The marketing strategy is the plan for promoting or activating the brand in the mind of the consumer on the back of the brand strategy. That brand strategy gives the tools for building a marketing strategy. These are the front lines of the brand. The goal: a transaction.
Interaction With Customers
One of the biggest differences between marketing and branding is the interaction with customers and the ownership. With marketing, you own it. You have easy control and comprehension over things like headlines, art and graphics, and social media posts. This is your story telling to the customer.
Branding is a good name for the area between your marketing efforts and the actions of your customers. A common misconception is that the company or business owner owns the brand. They don’t. In reality, the customers own the brand and dictate what direction it takes. Great branding can only happen when you stop talking and start listening. With branding, the customer tells the story.
Even the order you focus on branding and marketing differentiates the two. You should always focus on branding first.
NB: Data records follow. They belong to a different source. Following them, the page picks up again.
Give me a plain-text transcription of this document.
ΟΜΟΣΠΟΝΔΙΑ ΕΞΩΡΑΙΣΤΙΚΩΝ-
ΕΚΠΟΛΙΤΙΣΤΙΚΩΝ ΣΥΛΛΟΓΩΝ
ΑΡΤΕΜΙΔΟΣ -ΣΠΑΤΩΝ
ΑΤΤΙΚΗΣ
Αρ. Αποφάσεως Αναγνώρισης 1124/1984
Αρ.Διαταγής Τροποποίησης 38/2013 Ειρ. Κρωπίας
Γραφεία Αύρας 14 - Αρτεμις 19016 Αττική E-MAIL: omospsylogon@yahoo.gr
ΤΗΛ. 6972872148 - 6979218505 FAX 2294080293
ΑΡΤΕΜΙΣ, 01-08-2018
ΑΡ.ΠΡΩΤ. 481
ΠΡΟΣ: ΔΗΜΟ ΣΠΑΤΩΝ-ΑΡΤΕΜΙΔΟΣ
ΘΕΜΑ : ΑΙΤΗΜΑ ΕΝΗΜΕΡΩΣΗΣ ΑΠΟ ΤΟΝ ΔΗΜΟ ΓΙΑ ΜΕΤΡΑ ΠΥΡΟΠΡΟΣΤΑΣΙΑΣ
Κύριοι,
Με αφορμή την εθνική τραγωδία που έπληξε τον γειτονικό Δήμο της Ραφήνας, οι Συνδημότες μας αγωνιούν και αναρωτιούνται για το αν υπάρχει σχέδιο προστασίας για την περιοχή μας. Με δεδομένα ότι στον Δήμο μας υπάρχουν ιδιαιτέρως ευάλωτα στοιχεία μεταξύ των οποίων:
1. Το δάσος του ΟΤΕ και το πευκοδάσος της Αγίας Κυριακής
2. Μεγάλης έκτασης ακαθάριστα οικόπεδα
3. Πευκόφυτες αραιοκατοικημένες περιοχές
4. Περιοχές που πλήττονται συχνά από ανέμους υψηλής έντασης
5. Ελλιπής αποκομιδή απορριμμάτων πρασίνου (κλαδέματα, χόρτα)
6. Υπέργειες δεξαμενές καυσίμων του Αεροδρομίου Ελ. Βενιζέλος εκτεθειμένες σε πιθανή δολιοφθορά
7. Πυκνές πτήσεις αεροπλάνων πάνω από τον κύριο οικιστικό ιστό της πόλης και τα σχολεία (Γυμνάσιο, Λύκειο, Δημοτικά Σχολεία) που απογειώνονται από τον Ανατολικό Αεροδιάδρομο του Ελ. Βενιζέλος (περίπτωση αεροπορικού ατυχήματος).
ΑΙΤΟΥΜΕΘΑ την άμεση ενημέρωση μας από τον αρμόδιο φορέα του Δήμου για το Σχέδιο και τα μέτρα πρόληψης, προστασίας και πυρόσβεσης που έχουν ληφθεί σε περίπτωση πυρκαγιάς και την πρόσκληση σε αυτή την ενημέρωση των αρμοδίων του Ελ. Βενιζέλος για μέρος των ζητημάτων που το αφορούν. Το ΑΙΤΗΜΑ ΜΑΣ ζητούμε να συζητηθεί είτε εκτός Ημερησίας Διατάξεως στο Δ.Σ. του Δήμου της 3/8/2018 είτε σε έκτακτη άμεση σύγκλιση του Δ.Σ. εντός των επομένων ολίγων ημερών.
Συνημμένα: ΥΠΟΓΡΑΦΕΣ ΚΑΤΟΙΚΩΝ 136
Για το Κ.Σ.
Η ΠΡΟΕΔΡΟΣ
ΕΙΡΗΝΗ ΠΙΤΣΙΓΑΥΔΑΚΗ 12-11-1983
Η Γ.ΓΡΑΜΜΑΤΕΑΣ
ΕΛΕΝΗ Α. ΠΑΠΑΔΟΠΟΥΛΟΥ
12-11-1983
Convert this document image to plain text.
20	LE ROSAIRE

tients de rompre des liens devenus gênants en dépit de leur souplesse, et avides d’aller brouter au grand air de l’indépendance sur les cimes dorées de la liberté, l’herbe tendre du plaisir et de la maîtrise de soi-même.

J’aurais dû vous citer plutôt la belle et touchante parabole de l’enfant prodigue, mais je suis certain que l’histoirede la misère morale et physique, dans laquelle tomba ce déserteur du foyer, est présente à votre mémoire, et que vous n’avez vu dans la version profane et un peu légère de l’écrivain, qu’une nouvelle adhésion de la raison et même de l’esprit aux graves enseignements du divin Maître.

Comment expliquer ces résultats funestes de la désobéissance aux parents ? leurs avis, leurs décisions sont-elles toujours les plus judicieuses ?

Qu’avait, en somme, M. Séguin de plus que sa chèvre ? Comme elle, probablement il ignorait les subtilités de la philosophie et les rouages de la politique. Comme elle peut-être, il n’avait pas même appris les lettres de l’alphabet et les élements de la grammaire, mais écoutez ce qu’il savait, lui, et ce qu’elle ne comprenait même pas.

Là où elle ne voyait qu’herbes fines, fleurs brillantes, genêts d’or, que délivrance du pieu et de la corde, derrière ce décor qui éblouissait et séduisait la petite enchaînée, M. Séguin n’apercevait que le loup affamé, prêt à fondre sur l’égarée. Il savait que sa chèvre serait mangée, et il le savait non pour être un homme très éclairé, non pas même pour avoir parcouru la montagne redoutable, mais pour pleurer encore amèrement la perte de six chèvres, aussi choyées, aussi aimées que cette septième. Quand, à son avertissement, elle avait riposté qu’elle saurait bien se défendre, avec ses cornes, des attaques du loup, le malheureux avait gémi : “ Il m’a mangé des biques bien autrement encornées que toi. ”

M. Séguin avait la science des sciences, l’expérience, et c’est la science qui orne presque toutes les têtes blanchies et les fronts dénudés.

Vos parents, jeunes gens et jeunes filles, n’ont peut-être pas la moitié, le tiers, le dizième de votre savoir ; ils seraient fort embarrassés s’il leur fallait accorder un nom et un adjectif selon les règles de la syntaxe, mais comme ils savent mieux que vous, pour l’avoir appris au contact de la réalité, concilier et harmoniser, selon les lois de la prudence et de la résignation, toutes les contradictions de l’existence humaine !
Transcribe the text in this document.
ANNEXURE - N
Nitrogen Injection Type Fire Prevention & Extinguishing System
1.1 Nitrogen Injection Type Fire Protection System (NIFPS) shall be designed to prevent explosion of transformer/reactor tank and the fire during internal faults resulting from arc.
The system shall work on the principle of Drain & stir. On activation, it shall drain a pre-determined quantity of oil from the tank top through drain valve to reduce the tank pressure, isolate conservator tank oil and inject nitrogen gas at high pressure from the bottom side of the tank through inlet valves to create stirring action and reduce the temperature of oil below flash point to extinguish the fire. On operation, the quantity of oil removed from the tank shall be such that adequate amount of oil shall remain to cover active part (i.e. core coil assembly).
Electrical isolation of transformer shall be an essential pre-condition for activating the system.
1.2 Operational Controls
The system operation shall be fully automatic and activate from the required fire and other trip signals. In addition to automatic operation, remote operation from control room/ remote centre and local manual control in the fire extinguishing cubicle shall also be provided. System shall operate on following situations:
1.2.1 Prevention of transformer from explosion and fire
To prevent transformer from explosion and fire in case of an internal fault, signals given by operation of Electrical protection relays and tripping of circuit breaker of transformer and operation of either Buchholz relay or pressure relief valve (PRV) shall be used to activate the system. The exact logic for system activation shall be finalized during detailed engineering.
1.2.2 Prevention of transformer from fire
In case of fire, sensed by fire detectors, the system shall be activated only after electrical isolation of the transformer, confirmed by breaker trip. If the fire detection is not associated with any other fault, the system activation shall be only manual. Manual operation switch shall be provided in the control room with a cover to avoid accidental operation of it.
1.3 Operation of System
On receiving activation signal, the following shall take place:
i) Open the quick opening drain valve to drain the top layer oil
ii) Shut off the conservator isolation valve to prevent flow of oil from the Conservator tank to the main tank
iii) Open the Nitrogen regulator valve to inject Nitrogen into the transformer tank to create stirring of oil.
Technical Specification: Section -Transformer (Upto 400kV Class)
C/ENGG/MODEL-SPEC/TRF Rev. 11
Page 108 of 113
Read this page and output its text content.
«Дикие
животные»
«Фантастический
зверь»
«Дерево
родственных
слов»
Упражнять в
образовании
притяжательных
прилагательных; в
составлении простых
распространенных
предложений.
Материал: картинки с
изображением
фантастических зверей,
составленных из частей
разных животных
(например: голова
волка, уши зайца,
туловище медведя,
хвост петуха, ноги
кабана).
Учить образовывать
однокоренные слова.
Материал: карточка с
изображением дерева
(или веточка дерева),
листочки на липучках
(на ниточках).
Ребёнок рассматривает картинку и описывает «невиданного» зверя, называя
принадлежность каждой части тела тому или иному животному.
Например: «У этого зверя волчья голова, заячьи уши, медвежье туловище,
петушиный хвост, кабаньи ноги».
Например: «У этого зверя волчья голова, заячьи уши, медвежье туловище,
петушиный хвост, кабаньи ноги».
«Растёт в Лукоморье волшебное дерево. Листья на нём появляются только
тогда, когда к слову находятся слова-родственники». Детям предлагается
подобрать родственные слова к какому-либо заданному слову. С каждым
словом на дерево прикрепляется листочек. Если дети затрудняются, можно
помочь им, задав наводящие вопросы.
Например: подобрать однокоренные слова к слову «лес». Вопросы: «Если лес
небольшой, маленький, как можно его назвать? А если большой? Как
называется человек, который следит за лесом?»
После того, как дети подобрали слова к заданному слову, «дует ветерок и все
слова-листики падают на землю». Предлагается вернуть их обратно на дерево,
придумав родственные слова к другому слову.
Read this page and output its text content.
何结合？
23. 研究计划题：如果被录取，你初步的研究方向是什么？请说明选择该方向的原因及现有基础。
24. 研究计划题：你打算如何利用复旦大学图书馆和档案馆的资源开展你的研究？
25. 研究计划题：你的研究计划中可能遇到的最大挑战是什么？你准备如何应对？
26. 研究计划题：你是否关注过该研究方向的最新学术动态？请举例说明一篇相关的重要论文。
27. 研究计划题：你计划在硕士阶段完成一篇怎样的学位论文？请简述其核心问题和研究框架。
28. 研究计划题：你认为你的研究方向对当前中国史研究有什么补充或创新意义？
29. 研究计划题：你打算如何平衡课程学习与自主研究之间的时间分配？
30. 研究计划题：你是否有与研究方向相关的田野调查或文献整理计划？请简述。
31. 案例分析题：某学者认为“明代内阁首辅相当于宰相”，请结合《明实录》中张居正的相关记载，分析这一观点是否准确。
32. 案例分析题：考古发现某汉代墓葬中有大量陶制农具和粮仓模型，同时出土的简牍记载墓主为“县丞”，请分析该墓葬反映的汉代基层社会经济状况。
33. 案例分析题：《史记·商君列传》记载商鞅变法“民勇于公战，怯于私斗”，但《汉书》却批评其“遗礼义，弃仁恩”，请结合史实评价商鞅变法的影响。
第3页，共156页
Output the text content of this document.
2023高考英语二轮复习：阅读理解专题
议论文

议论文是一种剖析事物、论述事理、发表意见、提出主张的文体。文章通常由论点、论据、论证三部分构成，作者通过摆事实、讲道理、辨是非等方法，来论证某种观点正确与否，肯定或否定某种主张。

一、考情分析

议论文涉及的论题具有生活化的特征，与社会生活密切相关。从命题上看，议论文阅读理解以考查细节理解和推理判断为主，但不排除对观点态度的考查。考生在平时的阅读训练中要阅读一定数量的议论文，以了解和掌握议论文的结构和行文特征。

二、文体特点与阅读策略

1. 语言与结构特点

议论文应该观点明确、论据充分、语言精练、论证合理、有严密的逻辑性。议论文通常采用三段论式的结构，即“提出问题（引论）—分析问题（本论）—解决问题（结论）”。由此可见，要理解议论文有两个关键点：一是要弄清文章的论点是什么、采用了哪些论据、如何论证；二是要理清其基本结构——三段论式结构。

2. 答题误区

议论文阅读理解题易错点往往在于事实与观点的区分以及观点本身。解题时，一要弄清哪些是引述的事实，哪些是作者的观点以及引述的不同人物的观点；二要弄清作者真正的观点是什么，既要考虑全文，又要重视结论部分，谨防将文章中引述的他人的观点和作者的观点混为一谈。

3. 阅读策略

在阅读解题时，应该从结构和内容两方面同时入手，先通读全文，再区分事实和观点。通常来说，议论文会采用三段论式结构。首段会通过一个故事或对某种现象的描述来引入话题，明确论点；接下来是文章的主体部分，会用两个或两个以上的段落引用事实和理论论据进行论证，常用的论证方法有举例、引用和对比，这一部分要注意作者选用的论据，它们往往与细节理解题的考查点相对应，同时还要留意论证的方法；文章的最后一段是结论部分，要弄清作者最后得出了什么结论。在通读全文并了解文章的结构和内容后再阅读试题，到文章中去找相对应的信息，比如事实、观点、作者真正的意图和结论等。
This is your chance to define your brand in a definitive way in the marketplace. You’ll answer questions like who you are, what you want to bring to the marketplace, and what your core values are. This lays the foundation for marketing.
After you establish your branding, you can work on marketing. Think of branding as drawing a map for someone. Marketing is their decision making that allows them to navigate that map.
Impact On Your Team
The impact on your team is another way that marketing and branding are different. With marketing, the team is responsible for development and implementation. They care about it, but it doesn’t often have a large impact on them outside of driving sales for the company, leading to growth.
Branding, however, can have as much impact on your team as it does on your customers. Your branding is the personality of your company, both in front of customers and behind the scenes. When your team believes in the brand, they’ll become more passionate about their work, leading to them working harder, bringing better ideas, and pushing themselves harder. Branding will ultimately determine the company culture you want to embody.